Shadowy perennial candidate Lisa McCormick will not be on the ballot for the June Democratic primary for governor after an administrative law judge found her nominating petitions to be fraudulent.
Judge Jeffrey Rabin found that none of the 1,951 signatures submitted by McCormick were valid.
Raj Parikh, the counsel to the New Jersey Democratic State Committee, argued that McCormick’s petition was the result of a mail-merge of an old voter data base and produced several witnesses who testified that they never signed the petitions even though their names appear as signatories.
In one instance, the petition was signed by “First Name Middle Name Last Name” – something an expert witness viewed as evidence of the mail merge.
At least two signers, Parikh said, were deceased. In some cases, signatories misspelled their own names or addresses.
Rabin found that Parikh offered “expert election procedures testimony which evidenced that respondent’s entire petition was fraudulently created without any input from actual voters.”
“Even without expert testimony, it appeared to the layman’s eye as if respondent McCormick had, at the last minute, simply created a template for completing individual single signature petition forms, and merely inserted the names and addresses of miscellaneous registered Democrats into the forms,” Rabin wrote in his ruling. “Not only did McCormick — and for that matter, Devine) — fail to respond to petitioner’s accusations, she failed to offer any affirmative proof that she had solicited and received valid signatures from registered voters who wished to support her candidacy.”
In his ruling, Rabin pointed to the testimony of George Losse, a technology specialist for the New Jersey Secretary of State.
“It was George Losse’s conclusion that respondent McCormick had not obtained signatures from the actual voters, but rather submitted a petition created totally by a computer mail merge program,” Rabin wrote.
In one case, a fake signer signed as “Jose8” and also showed a typed name as “Jose8.”
“This evidenced a mail merge computer program because it did not correct errors but instead perpetrated them,” Rabin said.

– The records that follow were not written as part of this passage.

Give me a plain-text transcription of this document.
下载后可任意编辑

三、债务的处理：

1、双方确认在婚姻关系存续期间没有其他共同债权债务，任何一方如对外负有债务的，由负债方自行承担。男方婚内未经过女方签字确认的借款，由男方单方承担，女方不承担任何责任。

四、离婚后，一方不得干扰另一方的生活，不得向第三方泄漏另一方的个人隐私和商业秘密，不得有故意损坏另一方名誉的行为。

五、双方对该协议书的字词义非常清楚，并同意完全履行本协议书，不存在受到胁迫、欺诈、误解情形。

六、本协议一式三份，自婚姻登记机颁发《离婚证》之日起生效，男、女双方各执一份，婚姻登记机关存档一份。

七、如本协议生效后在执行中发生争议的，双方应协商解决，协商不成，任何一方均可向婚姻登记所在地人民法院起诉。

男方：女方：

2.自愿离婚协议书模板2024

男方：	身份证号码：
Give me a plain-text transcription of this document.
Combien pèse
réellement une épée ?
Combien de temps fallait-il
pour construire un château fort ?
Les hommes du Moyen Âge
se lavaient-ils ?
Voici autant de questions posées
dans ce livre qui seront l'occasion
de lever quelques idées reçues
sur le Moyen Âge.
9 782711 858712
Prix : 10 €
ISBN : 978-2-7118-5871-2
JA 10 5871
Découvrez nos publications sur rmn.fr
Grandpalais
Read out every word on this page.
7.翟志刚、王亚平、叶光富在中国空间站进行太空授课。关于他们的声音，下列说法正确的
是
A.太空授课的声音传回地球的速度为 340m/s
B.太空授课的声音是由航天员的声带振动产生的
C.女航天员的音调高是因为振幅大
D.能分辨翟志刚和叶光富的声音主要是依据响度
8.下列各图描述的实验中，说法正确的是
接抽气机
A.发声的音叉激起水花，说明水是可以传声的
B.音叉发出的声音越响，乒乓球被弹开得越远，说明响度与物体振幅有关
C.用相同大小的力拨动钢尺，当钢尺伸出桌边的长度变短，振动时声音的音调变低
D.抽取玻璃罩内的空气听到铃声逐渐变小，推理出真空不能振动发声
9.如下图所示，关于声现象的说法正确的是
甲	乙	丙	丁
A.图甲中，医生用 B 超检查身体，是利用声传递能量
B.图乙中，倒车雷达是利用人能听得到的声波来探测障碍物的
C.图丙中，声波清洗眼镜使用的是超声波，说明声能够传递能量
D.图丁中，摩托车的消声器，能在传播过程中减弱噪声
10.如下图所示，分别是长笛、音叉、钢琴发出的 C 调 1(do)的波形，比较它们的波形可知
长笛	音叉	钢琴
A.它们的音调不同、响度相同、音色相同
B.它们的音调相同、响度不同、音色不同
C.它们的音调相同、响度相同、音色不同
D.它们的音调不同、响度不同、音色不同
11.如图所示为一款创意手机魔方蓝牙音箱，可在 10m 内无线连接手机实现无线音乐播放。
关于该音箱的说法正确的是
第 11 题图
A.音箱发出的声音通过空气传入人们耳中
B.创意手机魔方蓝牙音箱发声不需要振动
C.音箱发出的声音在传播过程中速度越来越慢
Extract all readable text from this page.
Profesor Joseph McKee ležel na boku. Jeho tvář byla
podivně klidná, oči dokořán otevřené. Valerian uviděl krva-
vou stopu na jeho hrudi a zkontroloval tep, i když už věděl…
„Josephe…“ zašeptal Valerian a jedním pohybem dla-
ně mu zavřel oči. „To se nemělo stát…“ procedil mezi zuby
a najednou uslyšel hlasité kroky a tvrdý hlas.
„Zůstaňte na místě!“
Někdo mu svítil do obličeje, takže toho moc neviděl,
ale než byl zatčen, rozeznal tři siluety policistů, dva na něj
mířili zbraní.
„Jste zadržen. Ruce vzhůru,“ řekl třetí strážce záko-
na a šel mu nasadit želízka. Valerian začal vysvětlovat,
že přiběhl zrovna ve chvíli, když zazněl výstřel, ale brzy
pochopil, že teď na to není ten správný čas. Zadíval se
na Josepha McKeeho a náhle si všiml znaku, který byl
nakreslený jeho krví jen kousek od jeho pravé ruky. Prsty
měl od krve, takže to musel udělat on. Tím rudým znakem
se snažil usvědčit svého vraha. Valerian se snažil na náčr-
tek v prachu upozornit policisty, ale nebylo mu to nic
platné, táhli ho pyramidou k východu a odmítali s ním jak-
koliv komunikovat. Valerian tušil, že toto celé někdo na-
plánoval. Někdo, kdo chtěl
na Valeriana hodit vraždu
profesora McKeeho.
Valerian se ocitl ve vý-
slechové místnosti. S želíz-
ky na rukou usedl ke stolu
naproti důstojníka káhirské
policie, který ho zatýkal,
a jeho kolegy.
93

McCormick and her controversial life partner/campaign manager, James Devine, were no-shows at a court hearing on Monday – perhaps a smart move that avoided either of them being placed under oath.
“While election laws should be liberally construed so as not to deprive voters of their political voice, the laws cannot be circumvented using fraudulent methods,” Rabin said. “While it might be ideal to give voters more choices in primary elections, there was no evidence in the within matter that any registered voters had displayed interest in having Lisa McCormick on their primary ballot.”

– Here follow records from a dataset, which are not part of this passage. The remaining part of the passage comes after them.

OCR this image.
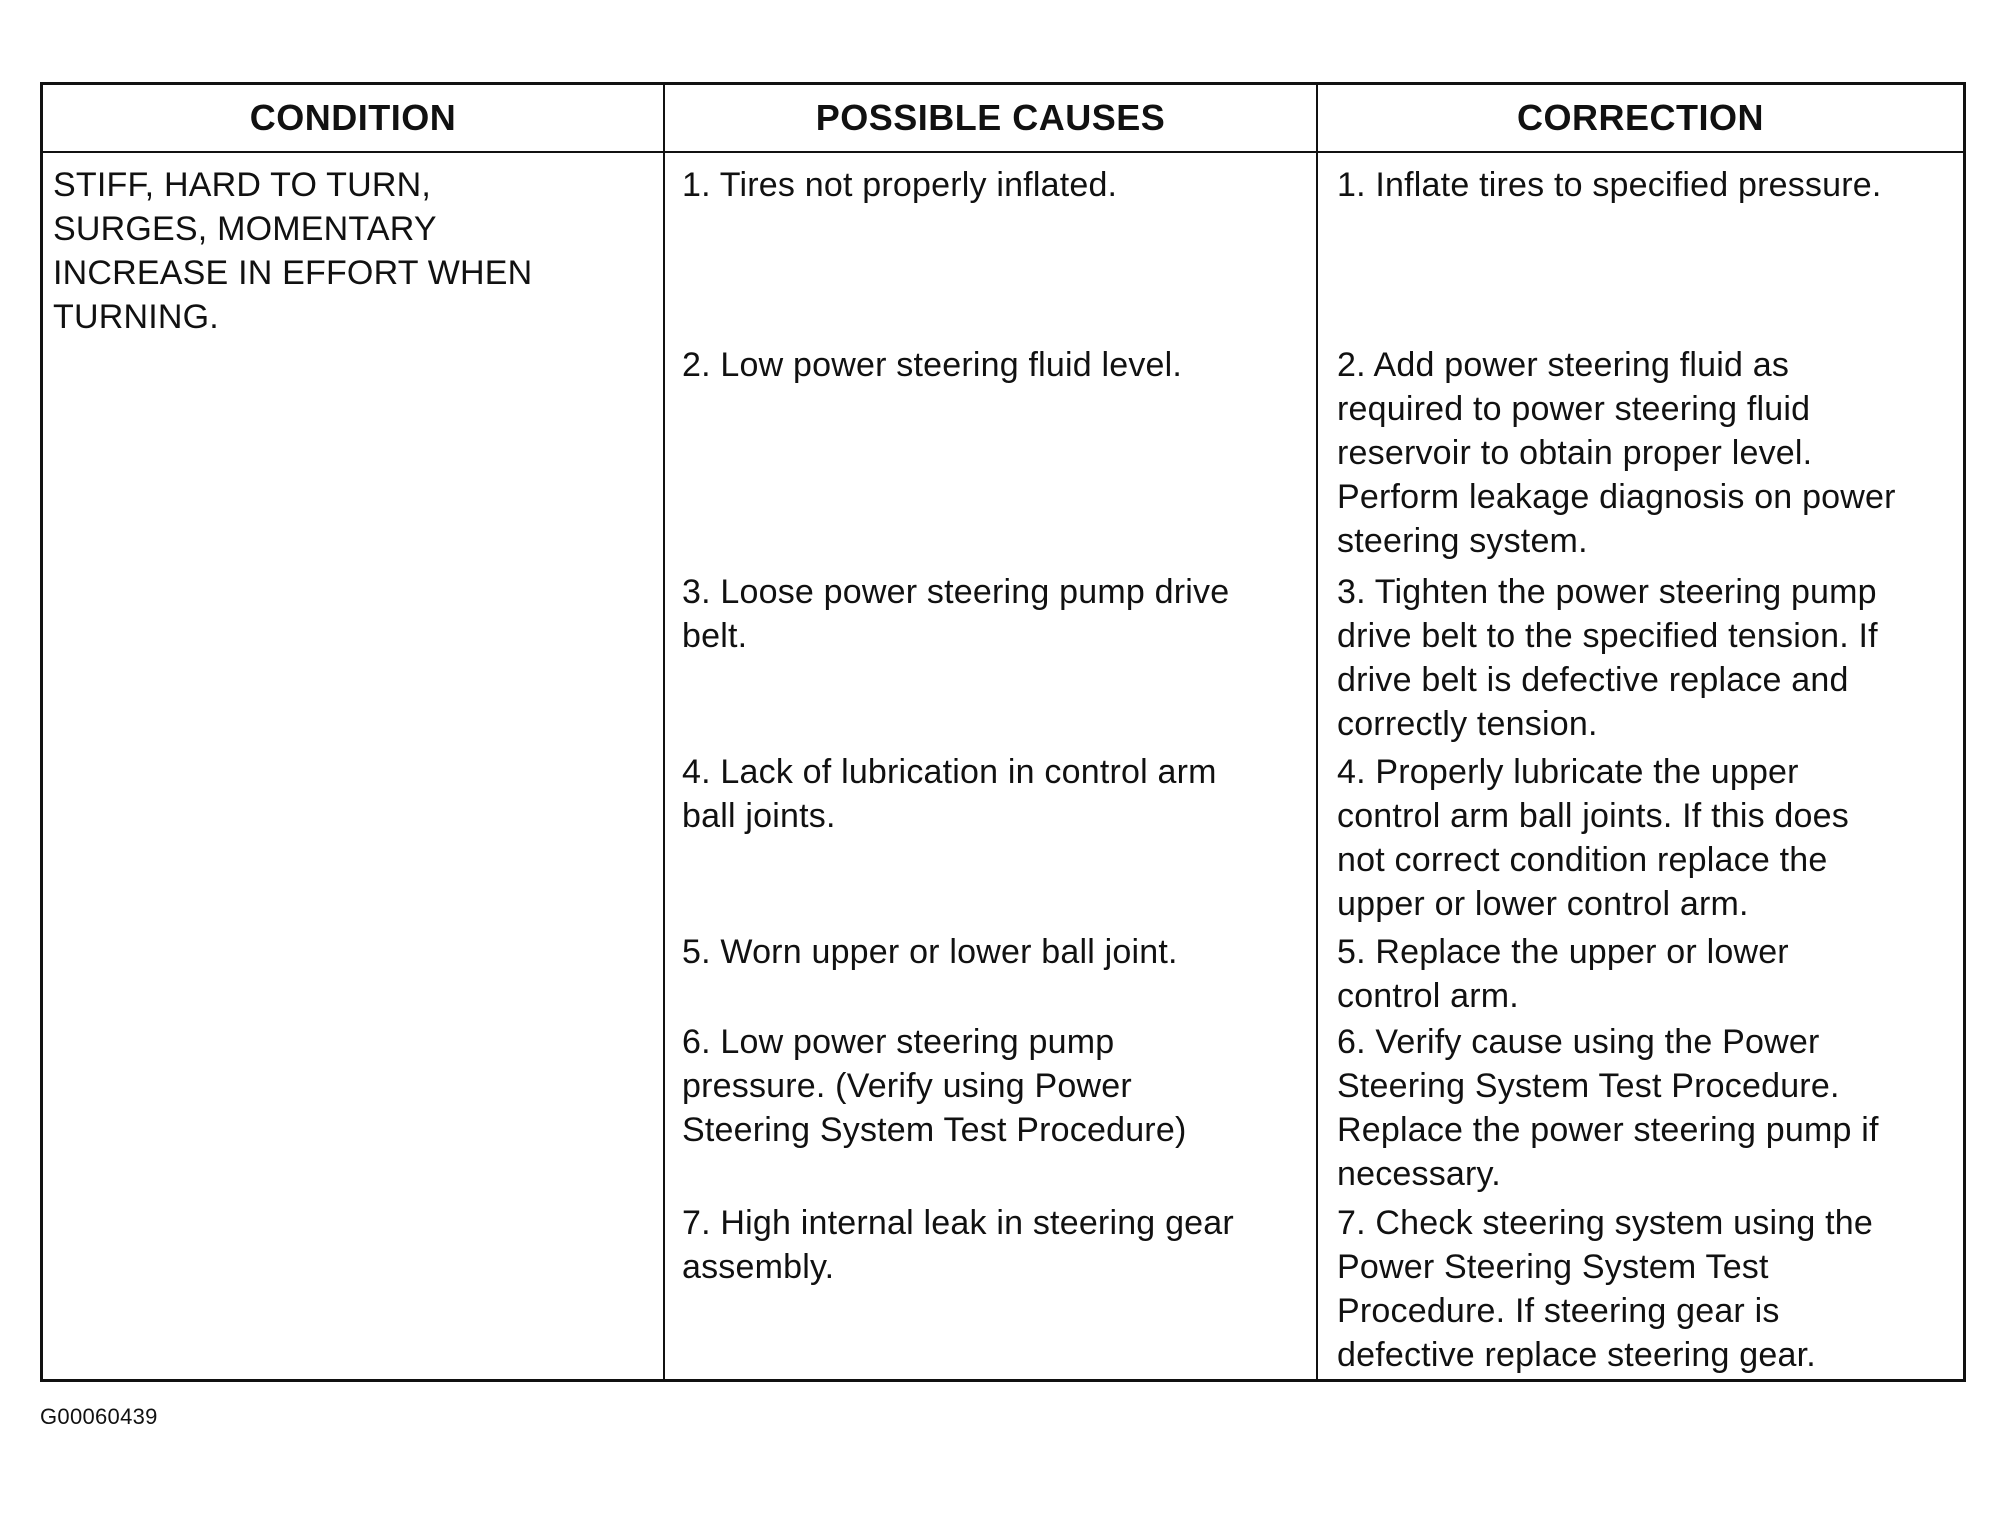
CONDITION	POSSIBLE CAUSES	CORRECTION
STIFF, HARD TO TURN,
SURGES, MOMENTARY
INCREASE IN EFFORT WHEN
TURNING.
1. Tires not properly inflated.
2. Low power steering fluid level.
3. Loose power steering pump drive
belt.
4. Lack of lubrication in control arm
ball joints.
5. Worn upper or lower ball joint.
6. Low power steering pump
pressure. (Verify using Power
Steering System Test Procedure)
7. High internal leak in steering gear
assembly.
1. Inflate tires to specified pressure.
2. Add power steering fluid as
required to power steering fluid
reservoir to obtain proper level.
Perform leakage diagnosis on power
steering system.
3. Tighten the power steering pump
drive belt to the specified tension. If
drive belt is defective replace and
correctly tension.
4. Properly lubricate the upper
control arm ball joints. If this does
not correct condition replace the
upper or lower control arm.
5. Replace the upper or lower
control arm.
6. Verify cause using the Power
Steering System Test Procedure.
Replace the power steering pump if
necessary.
7. Check steering system using the
Power Steering System Test
Procedure. If steering gear is
defective replace steering gear.
G00060439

Rabin said that McCormick “was given the opportunity to defend her petition but chose not to; conversely, petitioner provided evidence from experts in election procedures to show that respondent did not have any valid signatures.”
“The court unequivocally agreed with our position that Lisa McCormick and James Devine engaged in fraudulent, deceptive practices by using a mail merge program to create her campaign’s nominating petitions, instead of obtaining valid signatures from actual Democratic voters as is required by the law,” said Saily Avelenda, the executive director of the Democratic State Committee. “We await a final decision on this matter before evaluating our options. I want to thank the legal team and the NJDSC team for their thoroughness and commitment to upholding the democratic process.”
That leaves Gov. Phil Murphy unopposed for the Democratic gubernatorial nomination after another candidate, Roger Bacon was dropped from the ballot for not obtaining enough legal signatures.McCormick ALJ
This story was updated at 4:39 PM with comment from Avelenda.